期刊
MEDICINE
卷 101, 期 36, 页码 -出版社
LIPPINCOTT WILLIAMS & WILKINS
DOI: 10.1097/MD.0000000000030170
关键词
antivascular targeted therapy; cervical cancer; curative effect; endostar; meta analysis
资金
- National Natural Science Foundation of China [8186100193]
This study evaluated the role and safety of endostar combined with concurrent chemoradiotherapy in patients with locally advanced cervical carcinoma. The results demonstrated that endostar combined with chemoradiotherapy significantly improved the objective response rate and disease control rate in these patients without increasing adverse reactions.

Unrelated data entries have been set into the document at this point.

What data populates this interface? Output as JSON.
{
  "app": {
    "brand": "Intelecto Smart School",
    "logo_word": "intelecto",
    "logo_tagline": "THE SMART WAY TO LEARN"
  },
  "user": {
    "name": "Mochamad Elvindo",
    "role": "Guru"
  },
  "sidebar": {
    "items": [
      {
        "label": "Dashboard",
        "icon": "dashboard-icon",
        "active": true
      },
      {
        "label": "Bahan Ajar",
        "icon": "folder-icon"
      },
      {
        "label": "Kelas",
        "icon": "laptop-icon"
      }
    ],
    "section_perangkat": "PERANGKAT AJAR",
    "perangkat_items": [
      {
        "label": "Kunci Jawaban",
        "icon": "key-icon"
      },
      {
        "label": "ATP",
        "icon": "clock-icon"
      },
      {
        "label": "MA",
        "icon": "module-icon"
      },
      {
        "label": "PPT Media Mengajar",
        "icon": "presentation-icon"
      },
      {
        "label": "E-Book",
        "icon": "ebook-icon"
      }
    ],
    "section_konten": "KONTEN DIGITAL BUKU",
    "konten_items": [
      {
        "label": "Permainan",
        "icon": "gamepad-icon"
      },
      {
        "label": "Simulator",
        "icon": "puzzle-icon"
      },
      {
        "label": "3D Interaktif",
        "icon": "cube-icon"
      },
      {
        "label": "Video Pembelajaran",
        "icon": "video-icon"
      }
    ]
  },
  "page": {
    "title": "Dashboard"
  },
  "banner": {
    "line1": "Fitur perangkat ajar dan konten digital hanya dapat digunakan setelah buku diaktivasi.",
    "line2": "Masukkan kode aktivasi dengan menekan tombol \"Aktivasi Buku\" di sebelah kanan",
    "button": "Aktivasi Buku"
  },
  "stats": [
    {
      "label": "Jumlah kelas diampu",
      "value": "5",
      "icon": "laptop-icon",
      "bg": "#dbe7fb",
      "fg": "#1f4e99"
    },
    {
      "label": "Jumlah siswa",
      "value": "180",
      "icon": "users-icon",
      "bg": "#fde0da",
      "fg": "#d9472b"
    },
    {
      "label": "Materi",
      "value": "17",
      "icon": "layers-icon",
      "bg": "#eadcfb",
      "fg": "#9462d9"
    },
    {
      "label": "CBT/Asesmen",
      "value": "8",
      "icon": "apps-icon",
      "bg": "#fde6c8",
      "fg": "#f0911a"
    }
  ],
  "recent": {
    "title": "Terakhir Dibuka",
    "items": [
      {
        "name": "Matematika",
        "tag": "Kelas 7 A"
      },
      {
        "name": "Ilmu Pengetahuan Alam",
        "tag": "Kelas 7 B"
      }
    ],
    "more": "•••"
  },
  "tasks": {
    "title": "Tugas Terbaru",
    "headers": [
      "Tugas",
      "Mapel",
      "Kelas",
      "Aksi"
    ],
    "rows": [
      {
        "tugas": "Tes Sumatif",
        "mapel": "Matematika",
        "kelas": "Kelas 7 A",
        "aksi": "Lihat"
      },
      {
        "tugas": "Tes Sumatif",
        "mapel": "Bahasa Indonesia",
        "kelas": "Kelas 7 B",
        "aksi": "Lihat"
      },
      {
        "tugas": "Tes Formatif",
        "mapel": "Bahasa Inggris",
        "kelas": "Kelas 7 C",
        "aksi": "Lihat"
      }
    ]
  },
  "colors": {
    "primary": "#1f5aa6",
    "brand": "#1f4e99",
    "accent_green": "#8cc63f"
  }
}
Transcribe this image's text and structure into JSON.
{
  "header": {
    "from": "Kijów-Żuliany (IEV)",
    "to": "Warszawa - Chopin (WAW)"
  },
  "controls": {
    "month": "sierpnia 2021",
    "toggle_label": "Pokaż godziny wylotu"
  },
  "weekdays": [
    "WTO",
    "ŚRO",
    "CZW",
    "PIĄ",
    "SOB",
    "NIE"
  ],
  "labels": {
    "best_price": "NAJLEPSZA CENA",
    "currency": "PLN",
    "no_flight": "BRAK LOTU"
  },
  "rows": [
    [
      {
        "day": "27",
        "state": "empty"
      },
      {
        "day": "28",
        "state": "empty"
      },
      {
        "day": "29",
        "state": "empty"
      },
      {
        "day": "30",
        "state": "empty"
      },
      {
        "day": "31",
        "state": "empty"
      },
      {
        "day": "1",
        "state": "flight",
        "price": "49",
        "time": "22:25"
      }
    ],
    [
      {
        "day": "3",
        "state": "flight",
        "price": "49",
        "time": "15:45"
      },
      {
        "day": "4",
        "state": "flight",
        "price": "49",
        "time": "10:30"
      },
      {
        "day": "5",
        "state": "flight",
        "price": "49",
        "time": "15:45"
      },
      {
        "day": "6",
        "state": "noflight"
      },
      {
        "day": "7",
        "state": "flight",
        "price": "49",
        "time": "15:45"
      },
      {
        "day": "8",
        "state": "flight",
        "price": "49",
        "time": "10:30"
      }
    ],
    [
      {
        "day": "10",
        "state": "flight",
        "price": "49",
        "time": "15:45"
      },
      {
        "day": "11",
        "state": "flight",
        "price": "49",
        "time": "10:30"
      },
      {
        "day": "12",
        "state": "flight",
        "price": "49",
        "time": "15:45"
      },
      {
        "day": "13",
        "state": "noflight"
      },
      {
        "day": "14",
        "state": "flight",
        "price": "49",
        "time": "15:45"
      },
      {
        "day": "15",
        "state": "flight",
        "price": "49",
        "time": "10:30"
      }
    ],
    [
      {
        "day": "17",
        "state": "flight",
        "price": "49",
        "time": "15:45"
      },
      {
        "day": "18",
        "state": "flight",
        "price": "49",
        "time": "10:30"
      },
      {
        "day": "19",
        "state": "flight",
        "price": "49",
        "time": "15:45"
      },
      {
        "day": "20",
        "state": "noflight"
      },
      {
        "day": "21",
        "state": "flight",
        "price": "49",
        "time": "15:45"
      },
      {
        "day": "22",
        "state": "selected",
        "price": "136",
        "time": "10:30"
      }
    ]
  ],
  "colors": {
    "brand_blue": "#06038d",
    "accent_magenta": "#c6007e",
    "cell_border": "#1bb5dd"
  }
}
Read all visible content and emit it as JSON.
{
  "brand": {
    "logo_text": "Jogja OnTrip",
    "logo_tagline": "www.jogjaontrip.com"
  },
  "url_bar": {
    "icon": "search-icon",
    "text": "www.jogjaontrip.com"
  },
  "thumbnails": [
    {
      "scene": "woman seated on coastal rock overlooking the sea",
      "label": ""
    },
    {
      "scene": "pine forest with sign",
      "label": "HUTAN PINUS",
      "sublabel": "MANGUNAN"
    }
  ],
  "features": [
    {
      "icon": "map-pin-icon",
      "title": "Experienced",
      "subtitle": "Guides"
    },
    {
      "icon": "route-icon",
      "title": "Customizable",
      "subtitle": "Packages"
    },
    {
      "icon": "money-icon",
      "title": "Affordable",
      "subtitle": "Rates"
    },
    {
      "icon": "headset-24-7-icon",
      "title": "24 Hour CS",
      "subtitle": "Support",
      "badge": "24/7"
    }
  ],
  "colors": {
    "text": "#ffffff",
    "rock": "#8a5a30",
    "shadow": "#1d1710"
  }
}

Background: To evaluate the role and safety of endostar in cervical cancer by comparing the efficacy and adverse reactions of endostar combined with concurrent chemoradiotherapy in patients with locally advanced cervical carcinoma. Methods: The quality of the included literature was evaluated by searching the database for the comparison of endostar combined with concurrent radiotherapy and chemotherapy in cervical cancer patients; objective response rate (ORR) and disease control rate (DCR) were used as the main outcome indicators, and statistical analysis was performed using RevMan5.3 and State15.3 software. Results: A total of 13 studies were included in this study, including 1057 patients with locally advanced cervical cancer, suggesting that endostar combined with chemoradiotherapy can significantly improve the objective response rate (ORR: odds ratio 3.88, 95% confidence interval 2.77-5.45, P < .00001) and disease control rate (DCR: odds ratio 4.43, 95% confidence interval 2.78-7.04; P < .00001), and there was no significant increase in treatment-related adverse reactions. Conclusions: In this meta-analysis, endostar combined with concurrent chemoradiotherapy significantly improved ORR and DCR in patients with locally advanced cervical cancer without increasing toxicity. However, this study only analyzed the short-term efficacy of endostar, and its influence on overall survival and progression-free survival needs to be further verified in large randomized controlled trials with long-term follow-up.